Rite of passage: does your nativity role really reflect your personality? (Getty Images)

It’s a running joke, she adds, “that you always pick the naughty kids to be the angels”. Burnside, meanwhile, tended to cast the less theatrically inclined children as camels. And although Mary and Joseph get star billing, the roles are often given to “someone shy and quiet, because generally they just have to sit there”, she explains. “Mary and Joseph don’t even have that many lines,” Seal agrees. “They’re certainly recognisable parts, but children can be the narrator, the sheep, a shepherd and completely own the part and actually be really funny. Sometimes you get, ‘But I wanted to be that one!’ but once they get over that, they really can do so well.”

It’s not just the kids’ temperaments that need to be delicately handled. Parent politics come into play, too. “There’s so much hanging on the nativity… for a lot of parents it’s a big milestone,” Seal says. It can be “quite hard to manage because parents have very different expectations and ideas, compared to what is quite often your more realistic expectation of what a child can do. And sometimes children are different at home versus at school, so there’s a lot in play there”. Even if parents are happy with the role their little one has been given, sometimes “they’re not happy with the amount of lines [their child has] compared to someone else. So, it has to be very carefully choreographed”.

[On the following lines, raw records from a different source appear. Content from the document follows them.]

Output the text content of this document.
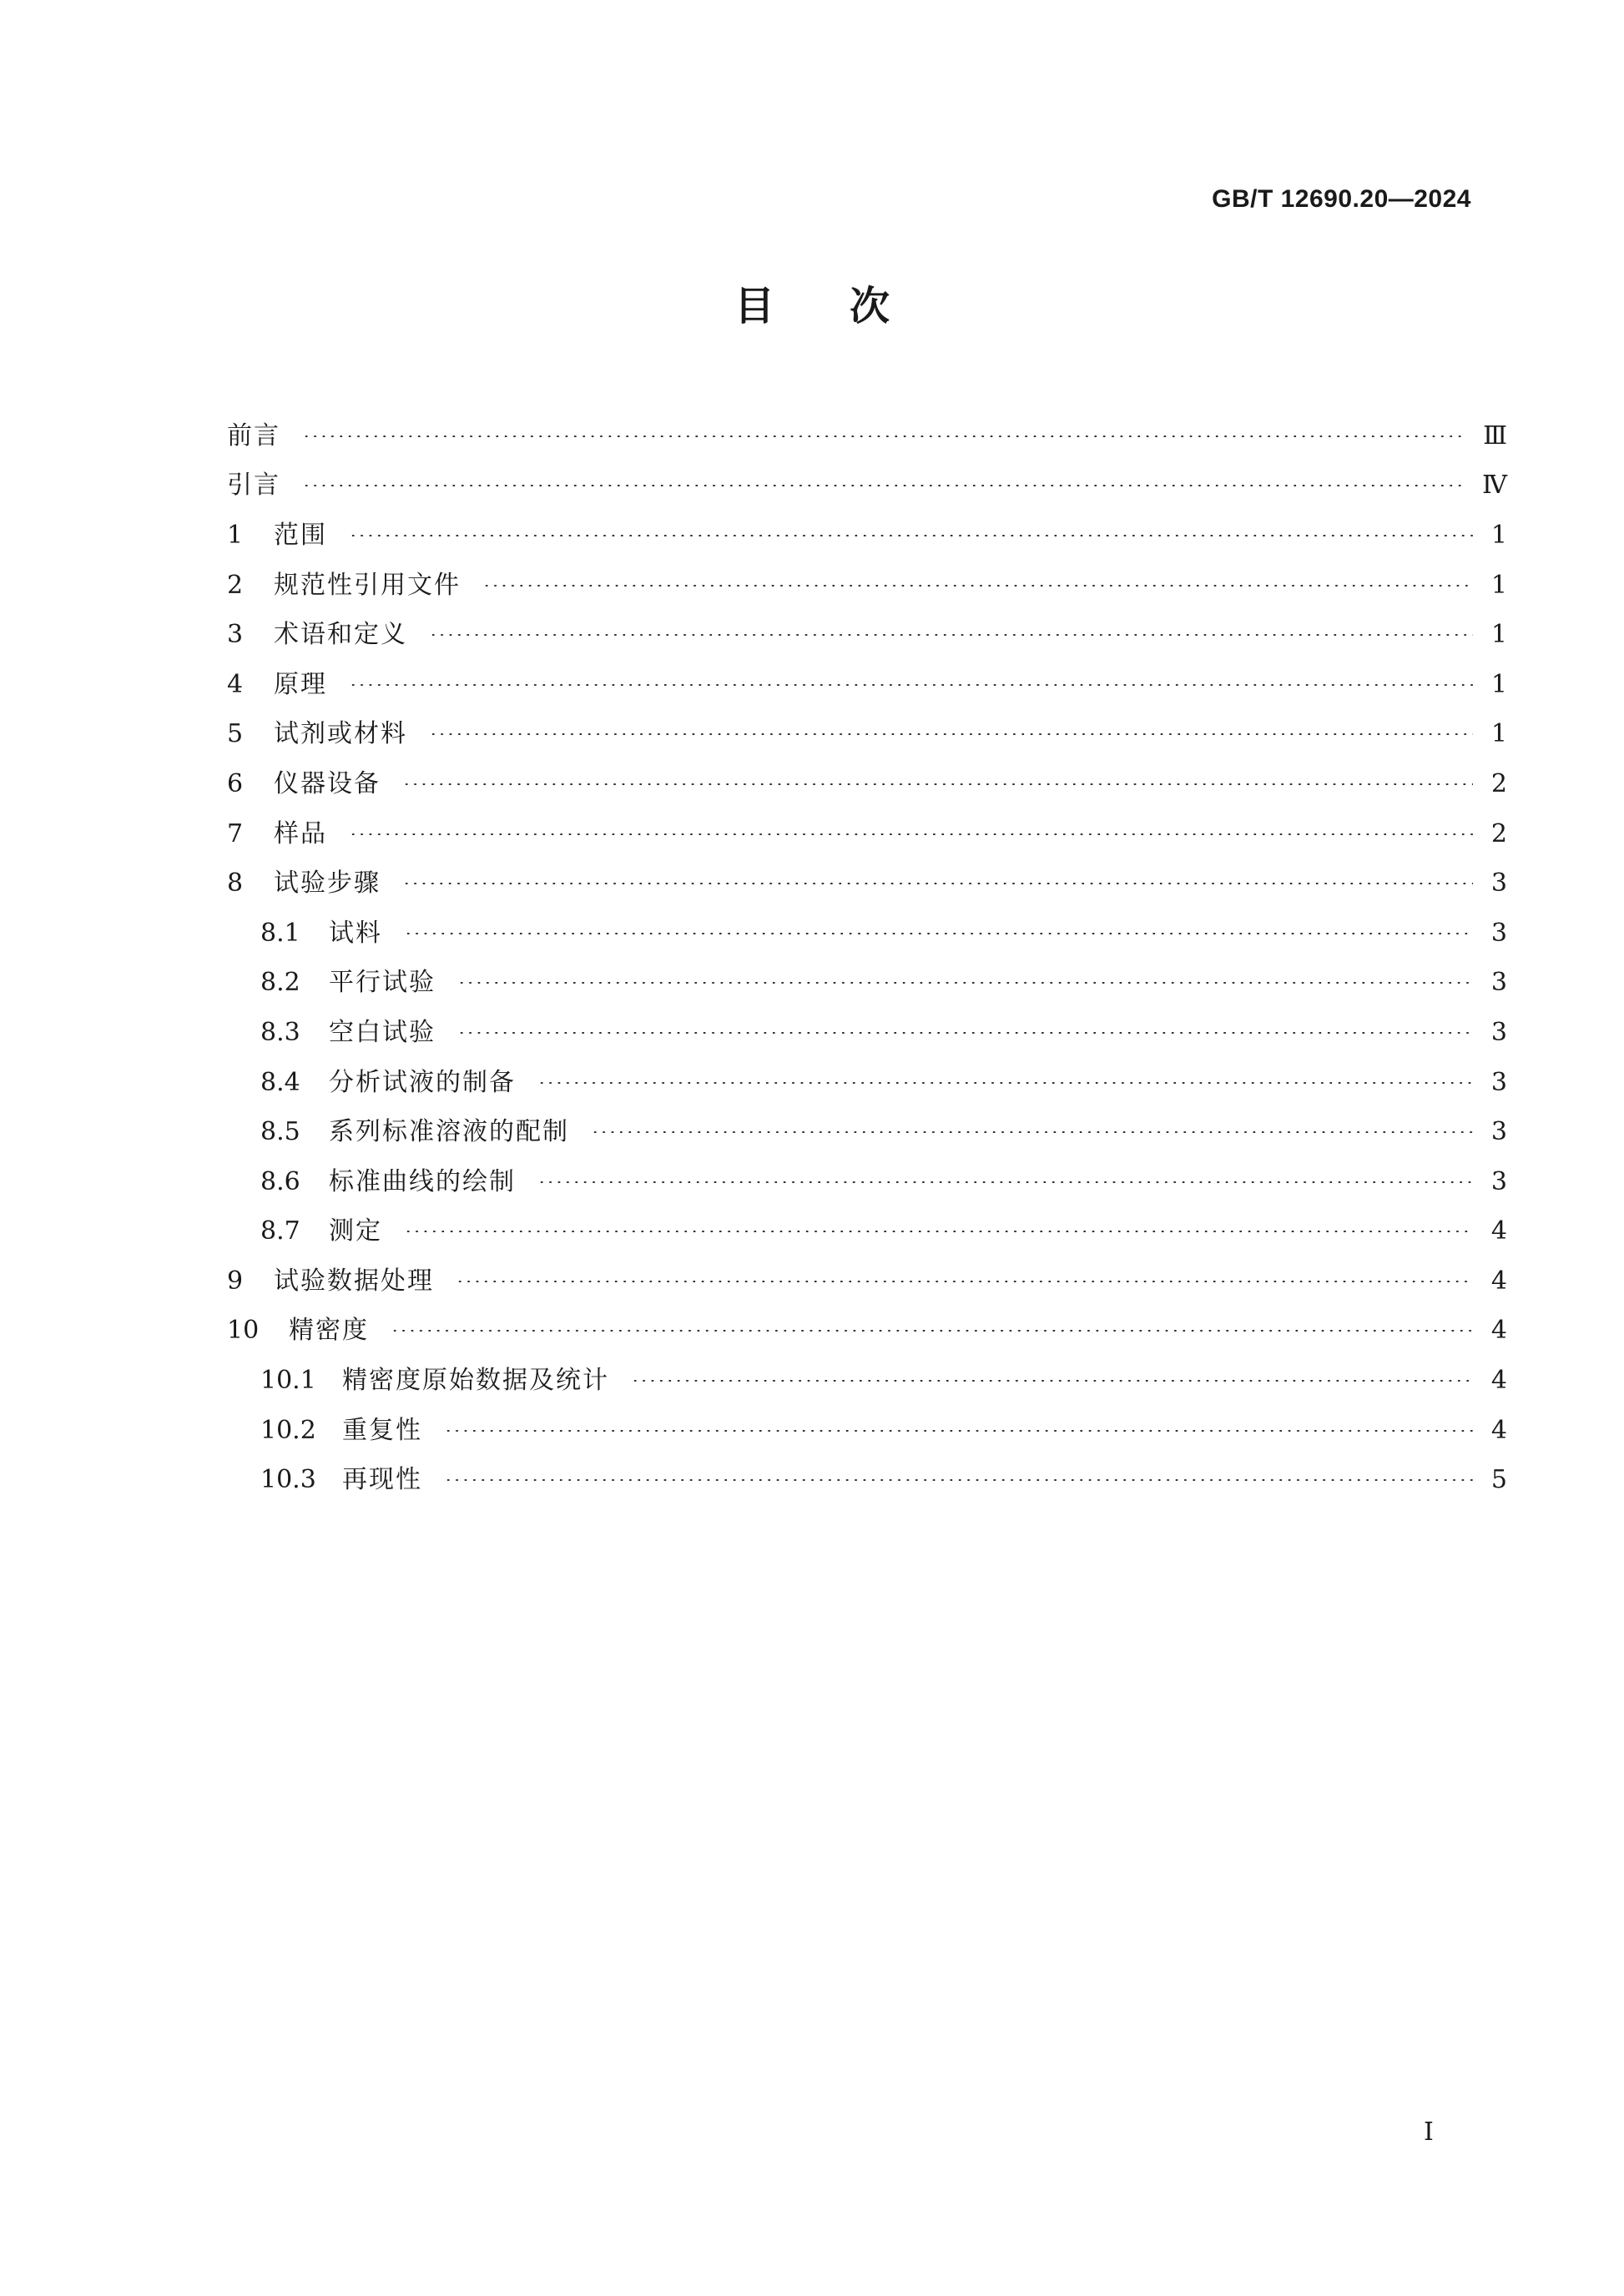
GB/T 12690.20—2024
目次
前言	Ⅲ
引言	Ⅳ
1	范围	1
2	规范性引用文件	1
3	术语和定义	1
4	原理	1
5	试剂或材料	1
6	仪器设备	2
7	样品	2
8	试验步骤	3
8.1	试料	3
8.2	平行试验	3
8.3	空白试验	3
8.4	分析试液的制备	3
8.5	系列标准溶液的配制	3
8.6	标准曲线的绘制	3
8.7	测定	4
9	试验数据处理	4
10	精密度	4
10.1	精密度原始数据及统计	4
10.2	重复性	4
10.3	再现性	5
Ⅰ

It’s a running joke that you always pick the naughty kids to be the angels

When it comes to the night (or morning) of the performance itself, there are a few things that teachers don’t want to hear from well-meaning audience members. “Parents are always saying, ‘They’ll be really cute,’ which as a teacher, I found annoying,” Burnside says. “Or ‘We actually prefer it when they do something wrong!’ We’ve practised this for weeks – although we know [mistakes] get a laugh, it isn’t what the teacher wants. We want the West End-style show!” Sometimes, family members will bemoan the story itself. “Grandparents would always say, ‘Oh, it’s changed so much from when I last saw this sort of thing,’” says Bond. “It’s because we try to make them a little bit more inclusive.” And, inevitably, snap-happy parents will get a telling-off for using their phones, despite the repeated pre-show instructions not to. “One year, my boss actually stopped it halfway through and was like, ‘This is ridiculous. There’s five, ten cameras with flashes on… Please could you put your phones away?’” Bond remembers. “Five minutes later they got them back out again.”

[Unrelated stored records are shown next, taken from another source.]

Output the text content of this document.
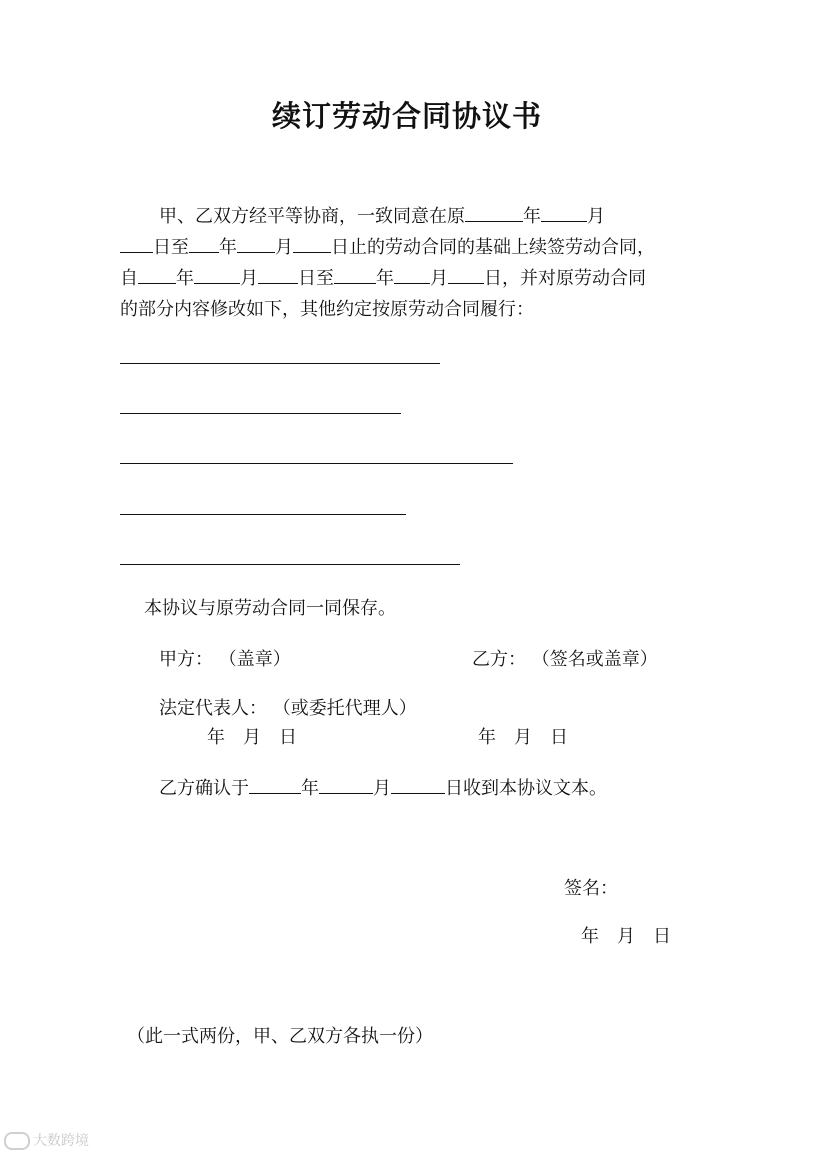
续订劳动合同协议书
甲、乙双方经平等协商，一致同意在原	年	月
日至 年 月 日止的劳动合同的基础上续签劳动合同，
自 年	月 日至 年 月 日，并对原劳动合同
的部分内容修改如下，其他约定按原劳动合同履行：
本协议与原劳动合同一同保存。
甲方： （盖章）	乙方： （签名或盖章）
法定代表人： （或委托代理人）
年　月　日	年　月　日
乙方确认于	年	月	日收到本协议文本。
签名：
年　月　日
（此一式两份，甲、乙双方各执一份）
大数跨境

Organised chaos: Producing a nativity play can be so stressful (Getty Images)

When the audience are finally allowed to take photos, it feels “like the paparazzi have arrived”, says Burnside. The nativity, she notes, is “really for the parents, I don’t think the children really enjoy it by the end”. Bond echoes her sentiments almost exactly, “It’s a weird performative thing, where the kids, by the end, don’t enjoy it. It’s all basically to show the parents, to give them a chance to say, ‘Oh, aren’t they cute? It’s Christmas!’”

Despite the stresses, the casting politics and the last-minute role re-shuffles, Bond and Burnside agree the tradition has its charms. “Christmas is a really manic time, but it’s a really lovely time to be around little excited kids,” Burnside says. “Life is really hard, and you need that bit of festivity,” Bond adds. “One of the things I miss most about being a teacher is that magic you have when you’re around kids at Christmas. And I think [the nativity] engages parents in that. It gives them something where they come together and watch something celebratory and festive. In the middle of winter, you need that. It’s something to boost morale.”